A Theoretical Perspective on Streaming Noisy Data with Distribution Shift

Luo Wenshui, Shuo Chen, Tao Zhou, Chen Gong

Published: 10 Dec 2025, Last Modified: 25 Mar 2026OpenReview Archive Direct UploadEveryoneCC BY 4.0

Abstract: Intelligent systems typically need to continually learn from streaming data subject to distribution shift, where a key requirement is that they cannot catastrophically forget the historical knowledge learned from previous data. More seriously, streaming data often contain substantial label noise, which can exacerbate catastrophic forgetting and lead to performance degradation on forthcoming data. To address these problems, Continual Noisy Label Learning (CNLL) has been proposed. However, existing CNLL methods still fall short of the ability in addressing catastrophic forgetting because they adopted heuristic strategies in handling label noise and did not explicitly characterize the distributional shift across time, which hinders effective knowledge transfer from historical data to new data.
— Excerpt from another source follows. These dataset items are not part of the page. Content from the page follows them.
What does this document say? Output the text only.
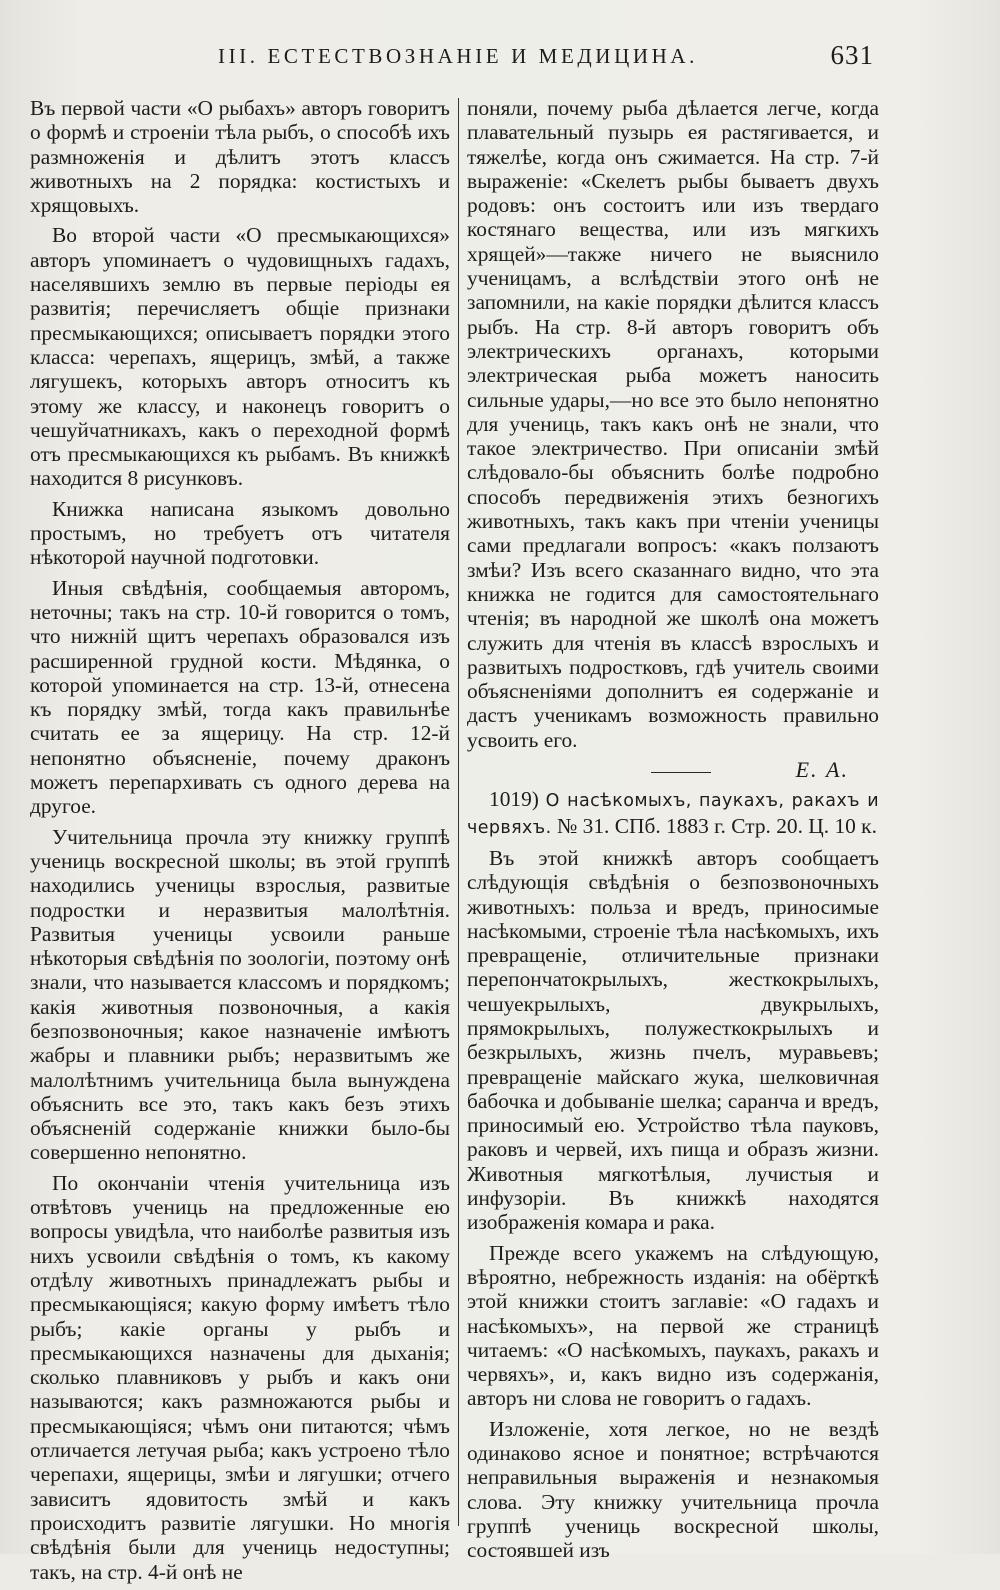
III. ЕСТЕСТВОЗНАНІЕ И МЕДИЦИНА.	631

Въ первой части «О рыбахъ» авторъ говоритъ о формѣ и строеніи тѣла рыбъ, о способѣ ихъ размноженія и дѣлитъ этотъ классъ животныхъ на 2 порядка: костистыхъ и хрящовыхъ.

Во второй части «О пресмыкающихся» авторъ упоминаетъ о чудовищныхъ гадахъ, населявшихъ землю въ первые періоды ея развитія; перечисляетъ общіе признаки пресмыкающихся; описываетъ порядки этого класса: черепахъ, ящерицъ, змѣй, а также лягушекъ, которыхъ авторъ относитъ къ этому же классу, и наконецъ говоритъ о чешуйчатникахъ, какъ о переходной формѣ отъ пресмыкающихся къ рыбамъ. Въ книжкѣ находится 8 рисунковъ.

Книжка написана языкомъ довольно простымъ, но требуетъ отъ читателя нѣкоторой научной подготовки.

Иныя свѣдѣнія, сообщаемыя авторомъ, неточны; такъ на стр. 10-й говорится о томъ, что нижній щитъ черепахъ образовался изъ расширенной грудной кости. Мѣдянка, о которой упоминается на стр. 13-й, отнесена къ порядку змѣй, тогда какъ правильнѣе считать ее за ящерицу. На стр. 12-й непонятно объясненіе, почему драконъ можетъ перепархивать съ одного дерева на другое.

Учительница прочла эту книжку группѣ учениць воскресной школы; въ этой группѣ находились ученицы взрослыя, развитые подростки и неразвитыя малолѣтнія. Развитыя ученицы усвоили раньше нѣкоторыя свѣдѣнія по зоологіи, поэтому онѣ знали, что называется классомъ и порядкомъ; какія животныя позвоночныя, а какія безпозвоночныя; какое назначеніе имѣютъ жабры и плавники рыбъ; неразвитымъ же малолѣтнимъ учительница была вынуждена объяснить все это, такъ какъ безъ этихъ объясненій содержаніе книжки было-бы совершенно непонятно.

По окончаніи чтенія учительница изъ отвѣтовъ учениць на предложенные ею вопросы увидѣла, что наиболѣе развитыя изъ нихъ усвоили свѣдѣнія о томъ, къ какому отдѣлу животныхъ принадлежатъ рыбы и пресмыкающіяся; какую форму имѣетъ тѣло рыбъ; какіе органы у рыбъ и пресмыкающихся назначены для дыханія; сколько плавниковъ у рыбъ и какъ они называются; какъ размножаются рыбы и пресмыкающіяся; чѣмъ они питаются; чѣмъ отличается летучая рыба; какъ устроено тѣло черепахи, ящерицы, змѣи и лягушки; отчего зависитъ ядовитость змѣй и какъ происходитъ развитіе лягушки. Но многія свѣдѣнія были для учениць недоступны; такъ, на стр. 4-й онѣ не

поняли, почему рыба дѣлается легче, когда плавательный пузырь ея растягивается, и тяжелѣе, когда онъ сжимается. На стр. 7-й выраженіе: «Скелетъ рыбы бываетъ двухъ родовъ: онъ состоитъ или изъ твердаго костянаго вещества, или изъ мягкихъ хрящей»—также ничего не выяснило ученицамъ, а вслѣдствіи этого онѣ не запомнили, на какіе порядки дѣлится классъ рыбъ. На стр. 8-й авторъ говоритъ объ электрическихъ органахъ, которыми электрическая рыба можетъ наносить сильные удары,—но все это было непонятно для учениць, такъ какъ онѣ не знали, что такое электричество. При описаніи змѣй слѣдовало-бы объяснить болѣе подробно способъ передвиженія этихъ безногихъ животныхъ, такъ какъ при чтеніи ученицы сами предлагали вопросъ: «какъ ползаютъ змѣи? Изъ всего сказаннаго видно, что эта книжка не годится для самостоятельнаго чтенія; въ народной же школѣ она можетъ служить для чтенія въ классѣ взрослыхъ и развитыхъ подростковъ, гдѣ учитель своими объясненіями дополнитъ ея содержаніе и дастъ ученикамъ возможность правильно усвоить его.

Е. А.

1019) О насѣкомыхъ, паукахъ, ракахъ и червяхъ. № 31. СПб. 1883 г. Стр. 20. Ц. 10 к.

Въ этой книжкѣ авторъ сообщаетъ слѣдующія свѣдѣнія о безпозвоночныхъ животныхъ: польза и вредъ, приносимые насѣкомыми, строеніе тѣла насѣкомыхъ, ихъ превращеніе, отличительные признаки перепончатокрылыхъ, жесткокрылыхъ, чешуекрылыхъ, двукрылыхъ, прямокрылыхъ, полужесткокрылыхъ и безкрылыхъ, жизнь пчелъ, муравьевъ; превращеніе майскаго жука, шелковичная бабочка и добываніе шелка; саранча и вредъ, приносимый ею. Устройство тѣла пауковъ, раковъ и червей, ихъ пища и образъ жизни. Животныя мягкотѣлыя, лучистыя и инфузоріи. Въ книжкѣ находятся изображенія комара и рака.

Прежде всего укажемъ на слѣдующую, вѣроятно, небрежность изданія: на обёрткѣ этой книжки стоитъ заглавіе: «О гадахъ и насѣкомыхъ», на первой же страницѣ читаемъ: «О насѣкомыхъ, паукахъ, ракахъ и червяхъ», и, какъ видно изъ содержанія, авторъ ни слова не говоритъ о гадахъ.

Изложеніе, хотя легкое, но не вездѣ одинаково ясное и понятное; встрѣчаются неправильныя выраженія и незнакомыя слова. Эту книжку учительница прочла группѣ учениць воскресной школы, состоявшей изъ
To tackle these challenges, we theoretically analyze the problem of learning from streaming noisy data with distribution shift and propose a unified framework called Continual Noisy Label Learning on Drifting Data Streams (CNLDD). Specifically, we theoretically explore, for the first time, the upper bound of cumulative generalization error for CNLL problem, which reveals three factors leading to forgetting, namely selection bias of buffered data, distribution shift, and label noise. To alleviate the selection bias of buffered data, we design a two-step buffer update strategy to narrow the distribution gap between the original historical data and the selected representative data in buffer. To address distribution shift, our CNLDD explicitly characterizes the distribution discrepancies between buffered data and incoming data, prioritizing historical data with minimal discrepancies to enhance knowledge transfer. To tackle noisy labels, CNLDD estimates the importance weight of each example with the instance-dependent noise transition matrix, thereby avoiding the data bias and knowledge forgetting arising from noisy labels. Empirically, due to the unified modeling of the aforementioned issues, our CNLDD achieves superior classification performance when compared with state-of-the-art CNLL methods on both synthetic and real-world datasets.